As a testimony to ITU’s strong commitment to openness and transparency, from June 2013 to May 2014 ITU has engaged in an innovative consultation process to gather views from all stakeholders at every stage in the process of the elaboration of its new Strategic Plan. This is the first time that a UN agency has involved the public in the development of its future strategy and has leveraged social networks for doing so.
The process was started by the ITU Council in June 2013, with the establishment of a working group for the elaboration of the strategic and financial plans for 2016-2019. To support the work of this group, ITU management appointed an inter-sectoral task force of the secretariat to work on the proposed framework. Internal strategy workshops and staff consultations were carried out, identifying views and ideas to shape the strategy of the Union beyond 2015.

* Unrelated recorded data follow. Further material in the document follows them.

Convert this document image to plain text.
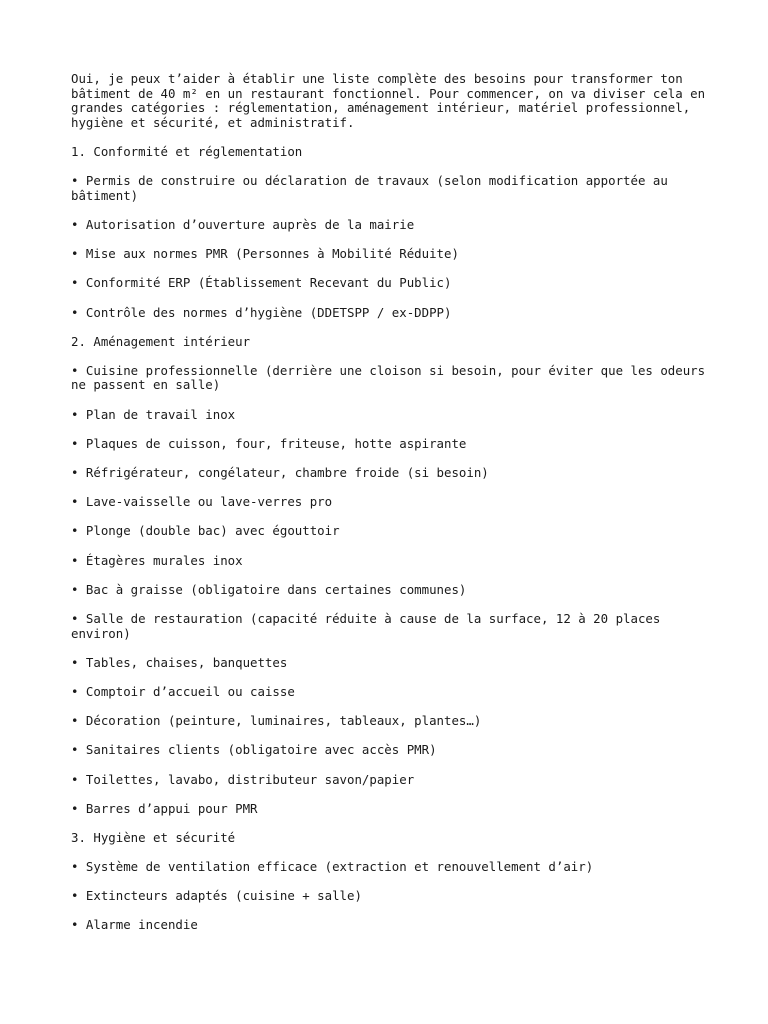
Oui, je peux t’aider à établir une liste complète des besoins pour transformer ton bâtiment de 40 m² en un restaurant fonctionnel. Pour commencer, on va diviser cela en grandes catégories : réglementation, aménagement intérieur, matériel professionnel, hygiène et sécurité, et administratif.

1. Conformité et réglementation

• Permis de construire ou déclaration de travaux (selon modification apportée au bâtiment)

• Autorisation d’ouverture auprès de la mairie

• Mise aux normes PMR (Personnes à Mobilité Réduite)

• Conformité ERP (Établissement Recevant du Public)

• Contrôle des normes d’hygiène (DDETSPP / ex-DDPP)

2. Aménagement intérieur

• Cuisine professionnelle (derrière une cloison si besoin, pour éviter que les odeurs ne passent en salle)

• Plan de travail inox

• Plaques de cuisson, four, friteuse, hotte aspirante

• Réfrigérateur, congélateur, chambre froide (si besoin)

• Lave-vaisselle ou lave-verres pro

• Plonge (double bac) avec égouttoir

• Étagères murales inox

• Bac à graisse (obligatoire dans certaines communes)

• Salle de restauration (capacité réduite à cause de la surface, 12 à 20 places environ)

• Tables, chaises, banquettes

• Comptoir d’accueil ou caisse

• Décoration (peinture, luminaires, tableaux, plantes…)

• Sanitaires clients (obligatoire avec accès PMR)

• Toilettes, lavabo, distributeur savon/papier

• Barres d’appui pour PMR

3. Hygiène et sécurité

• Système de ventilation efficace (extraction et renouvellement d’air)

• Extincteurs adaptés (cuisine + salle)

• Alarme incendie
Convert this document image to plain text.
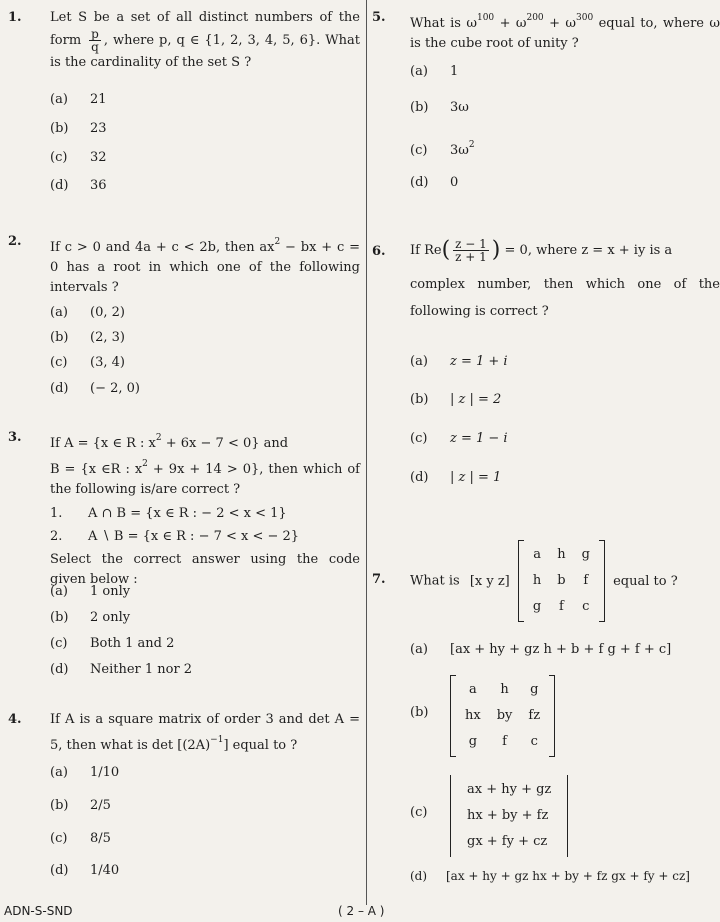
1. Let S be a set of all distinct numbers of the form $\frac{p}{q}$ , where p, q ∈ {1, 2, 3, 4, 5, 6}. What is the cardinality of the set S ?
(a) 21
(b) 23
(c) 32
(d) 36
2. If c > 0 and 4a + c < 2b, then $ax^2$ − bx + c = 0 has a root in which one of the following intervals ?
(a) (0, 2)
(b) (2, 3)
(c) (3, 4)
(d) (− 2, 0)
3. If A = {x ∈ R : $x^2 + 6x - 7 < 0$} and
B = {x ∈R : $x^2 + 9x + 14 > 0$}, then which of the following is/are correct ?
1. A ∩ B = {x ∈ R : − 2 < x < 1}
2. A ∖ B = {x ∈ R : − 7 < x < − 2}
Select the correct answer using the code given below :
(a) 1 only
(b) 2 only
(c) Both 1 and 2
(d) Neither 1 nor 2
4. If A is a square matrix of order 3 and det A = 5, then what is $\det [(2A)^{-1}]$ equal to ?
(a) 1/10
(b) 2/5
(c) 8/5
(d) 1/40
5. What is $\omega^{100} + \omega^{200} + \omega^{300}$ equal to, where ω is the cube root of unity ?
(a) 1
(b) 3ω
(c) $3\omega^2$
(d) 0
6. If $Re( \frac{z - 1}{z + 1}$ ) = 0, where z = x + iy is a
complex number, then which one of the following is correct ?
(a) z = 1 + i
(b) | z | = 2
(c) z = 1 − i
(d) | z | = 1
7. What is [x y z]
a	h	g
h	b	f
g	f	c
equal to ?
(a) [ax + hy + gz h + b + f g + f + c]
(b)
a	h	g
hx	by	fz
g	f	c
(c)
ax + hy + gz
hx + by + fz
gx + fy + cz
(d) [ax + hy + gz hx + by + fz gx + fy + cz]
ADN-S-SND	( 2 – A )
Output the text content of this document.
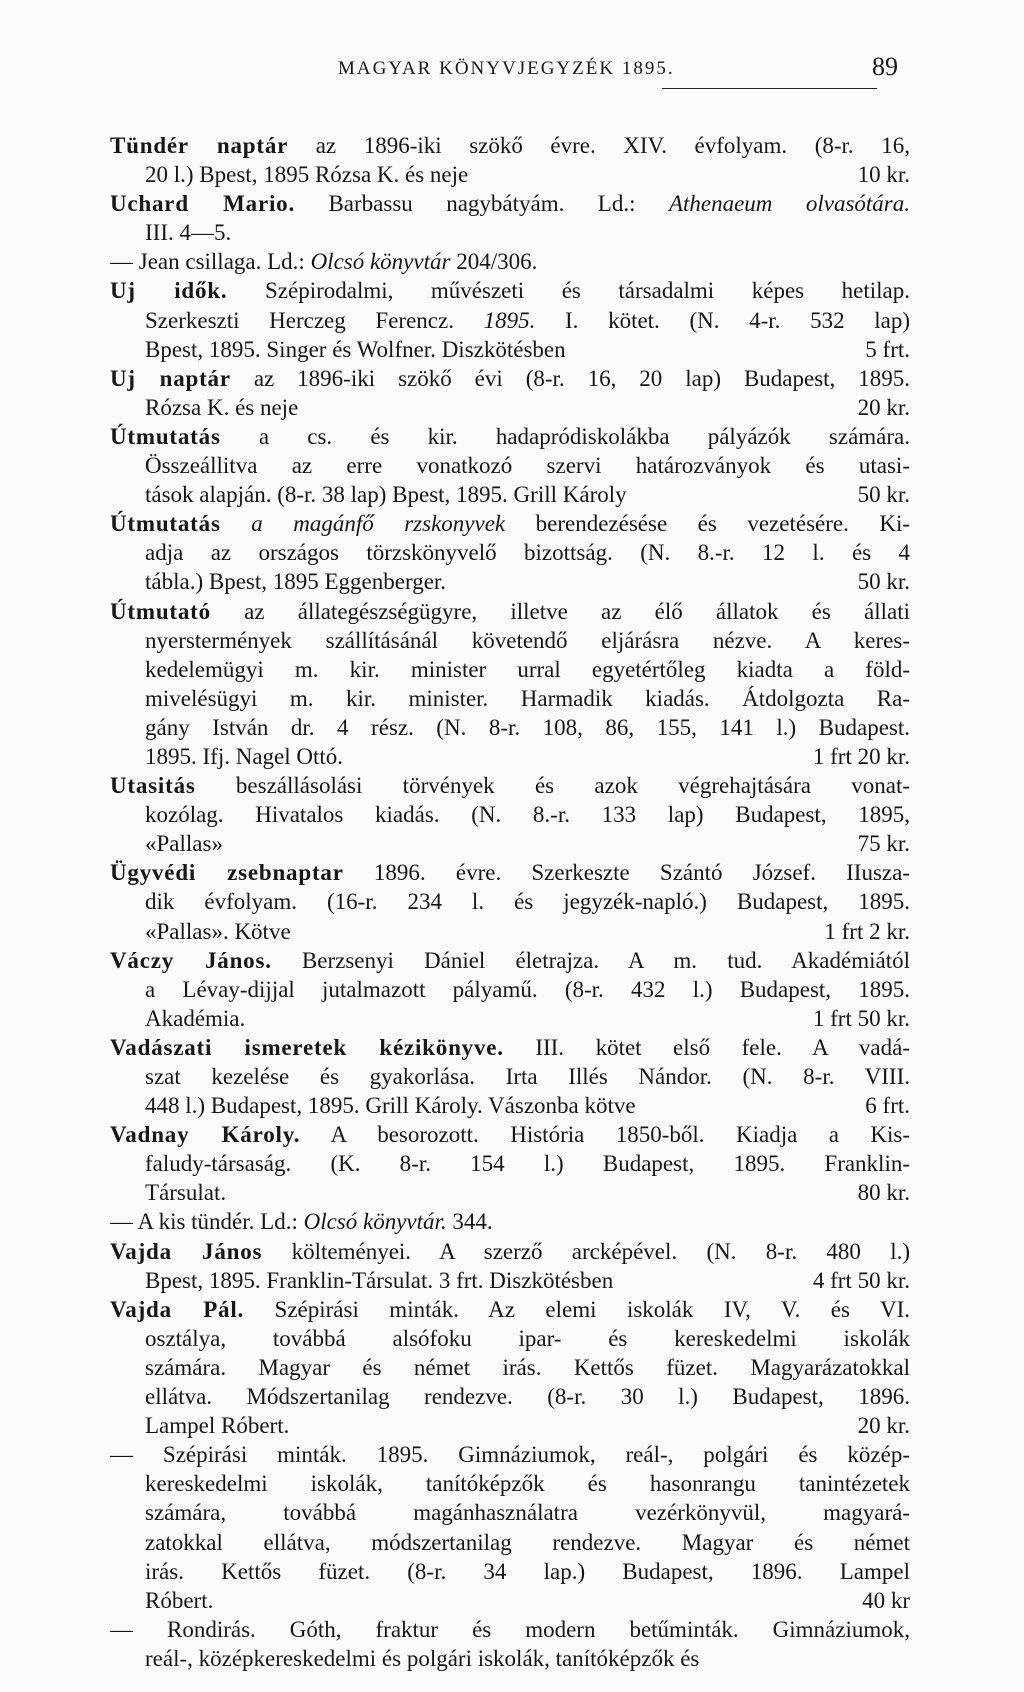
MAGYAR KÖNYVJEGYZÉK 1895.	89
Tündér naptár az 1896-iki szökő évre. XIV. évfolyam. (8-r. 16,
20 l.) Bpest, 1895 Rózsa K. és neje	10 kr.
Uchard Mario. Barbassu nagybátyám. Ld.: Athenaeum olvasótára.
III. 4—5.
— Jean csillaga. Ld.: Olcsó könyvtár 204/306.
Uj idők. Szépirodalmi, művészeti és társadalmi képes hetilap.
Szerkeszti Herczeg Ferencz. 1895. I. kötet. (N. 4-r. 532 lap)
Bpest, 1895. Singer és Wolfner. Diszkötésben	5 frt.
Uj naptár az 1896-iki szökő évi (8-r. 16, 20 lap) Budapest, 1895.
Rózsa K. és neje	20 kr.
Útmutatás a cs. és kir. hadapródiskolákba pályázók számára.
Összeállitva az erre vonatkozó szervi határozványok és utasi-
tások alapján. (8-r. 38 lap) Bpest, 1895. Grill Károly	50 kr.
Útmutatás a magánfő rzskonyvek berendezésése és vezetésére. Ki-
adja az országos törzskönyvelő bizottság. (N. 8.-r. 12 l. és 4
tábla.) Bpest, 1895 Eggenberger.	50 kr.
Útmutató az állategészségügyre, illetve az élő állatok és állati
nyerstermények szállításánál követendő eljárásra nézve. A keres-
kedelemügyi m. kir. minister urral egyetértőleg kiadta a föld-
mivelésügyi m. kir. minister. Harmadik kiadás. Átdolgozta Ra-
gány István dr. 4 rész. (N. 8-r. 108, 86, 155, 141 l.) Budapest.
1895. Ifj. Nagel Ottó.	1 frt 20 kr.
Utasitás beszállásolási törvények és azok végrehajtására vonat-
kozólag. Hivatalos kiadás. (N. 8.-r. 133 lap) Budapest, 1895,
«Pallas»	75 kr.
Ügyvédi zsebnaptar 1896. évre. Szerkeszte Szántó József. IIusza-
dik évfolyam. (16-r. 234 l. és jegyzék-napló.) Budapest, 1895.
«Pallas». Kötve	1 frt 2 kr.
Váczy János. Berzsenyi Dániel életrajza. A m. tud. Akadémiától
a Lévay-dijjal jutalmazott pályamű. (8-r. 432 l.) Budapest, 1895.
Akadémia.	1 frt 50 kr.
Vadászati ismeretek kézikönyve. III. kötet első fele. A vadá-
szat kezelése és gyakorlása. Irta Illés Nándor. (N. 8-r. VIII.
448 l.) Budapest, 1895. Grill Károly. Vászonba kötve	6 frt.
Vadnay Károly. A besorozott. História 1850-ből. Kiadja a Kis-
faludy-társaság. (K. 8-r. 154 l.) Budapest, 1895. Franklin-
Társulat.	80 kr.
— A kis tündér. Ld.: Olcsó könyvtár. 344.
Vajda János költeményei. A szerző arcképével. (N. 8-r. 480 l.)
Bpest, 1895. Franklin-Társulat. 3 frt. Diszkötésben	4 frt 50 kr.
Vajda Pál. Szépirási minták. Az elemi iskolák IV, V. és VI.
osztálya, továbbá alsófoku ipar- és kereskedelmi iskolák
számára. Magyar és német irás. Kettős füzet. Magyarázatokkal
ellátva. Módszertanilag rendezve. (8-r. 30 l.) Budapest, 1896.
Lampel Róbert.	20 kr.
— Szépirási minták. 1895. Gimnáziumok, reál-, polgári és közép-
kereskedelmi iskolák, tanítóképzők és hasonrangu tanintézetek
számára, továbbá magánhasználatra vezérkönyvül, magyará-
zatokkal ellátva, módszertanilag rendezve. Magyar és német
irás. Kettős füzet. (8-r. 34 lap.) Budapest, 1896. Lampel
Róbert.	40 kr
— Rondirás. Góth, fraktur és modern betűminták. Gimnáziumok,
reál-, középkereskedelmi és polgári iskolák, tanítóképzők és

The consultations began with an informal public consultation launched by the Secretary-General, Dr Hamadoun Touré, via an innovative crowdsourcing platform, asking all stakeholders, including membership and the general public for their views and ideas on what is expected from ITU in the future, where ITU should direct its efforts to best serve the interests of all stakeholders, and which challenges ITU should be prepared to meet. The answer to this call has surpassed all expectations and the valuable results were reflected in the input from the inter-sectoral task force to the work of the Council working group.
The working group embraced this open and transparent approach by holding its own public consultation on the strategic framework developed based on contributions by membership and the ITU Sector Advisory Groups, in addition to the above-mentioned inputs by the task force. This open consultation was a great opportunity for all voices to be heard, and be considered in the discussions to carry out the next phase in the elaboration of ITU’s strategy: the drafting of the ITU 2016-2019 Strategic Plan. Building on the positive feedback and valuable inputs the council working group conducted a second public consultation on the proposed draft text of the strategic plan, which had been developed in the meantime to be presented to the ITU Council in May 2014.
In total, forty-three contributions were received. The success of this transparent process is proved by considering the variety and relevance of public inputs. Entities which have, together with a number of individuals, actively contributed in shaping the post-2015 ITU strategy include vendors of telecommunication/ICT equipment (including Huawei Technologies and Nokia Solutions and Networks), telecom operators (including ICE from Costa Rica, Saudi Telecom Company, and Azerfon from Azerbaijan), international, regional and national associations and organizations (including ICANN, IEEE Standards Association, the Asia Pacific Telecommunity, BITKOM and DENIC from Germany, LIRNEasia, SAMENA, the International Association for the Advancement of Innovative Approaches to Global Challenges and the Association for Progressive Communications), civil society (including Telecentre.org foundation, Education Without Borders from Sudan, Women and Information Society NGO from Armenia), other private sector organizations (including Luqcom Informatics from Nigeria and International Microwaves Telecom Solutions from France), telecommunication/ICT regulators (including the Telecommunications Regulatory Authority of Bahrain), as well as administrations (including ministries from UK, New Zealand, Finland and Poland).
Every suggestion was considered by the working group alongside the formal contributions from the ITU membership. The key findings of the process and the overall suggestions were incorporated into the proposed strategic framework. These included calls for ITU to strengthen the focus of its efforts, to align its goals with the global sustainable development agenda, to ensure relevance in the changing environment, to work as One ITU, to be people-centered, to engage in enhanced cooperation around ICT issues, and to embrace multi-stakeholder processes. Particular emphasis was given to the requested need for ITU to be inclusive and address gaps related to ICTs, including marginalized gender groups, people with disabilities, youth, rural communities and least developed countries, and to highlight the importance of broadband as a key enabler for sustainable socio-economic development. Stakeholders affirmed that the unique value of ITU lies in the global management of the radio-frequency spectrum and satellite orbits, in the standardization work and in the international cooperation in the development of telecommunication/ICT networks in developing countries; these key elements have been properly reflected in the proposed strategy.
Accordingly, the strategic plan was endorsed by the ITU Council in May 2014 and is to be adopted by the ITU Member States in the Plenipotentiary Conference in Busan, Korea, in October 2014, reflecting the needs, views and opinions of multiple stakeholders. In fact, they are at the heart of the ITU vision, mission, values, strategic goals and targets, as well as ITU Sector and inter-sectoral objectives. Indeed, ITU has become a pioneer in the UN system in openly and publicly consulting on the elaboration of its future strategy. As a result, the achievement of the strategic goals and targets, demonstrating ITU’s impact in connecting the world, would consist of a joint vision shared by each and every stakeholder.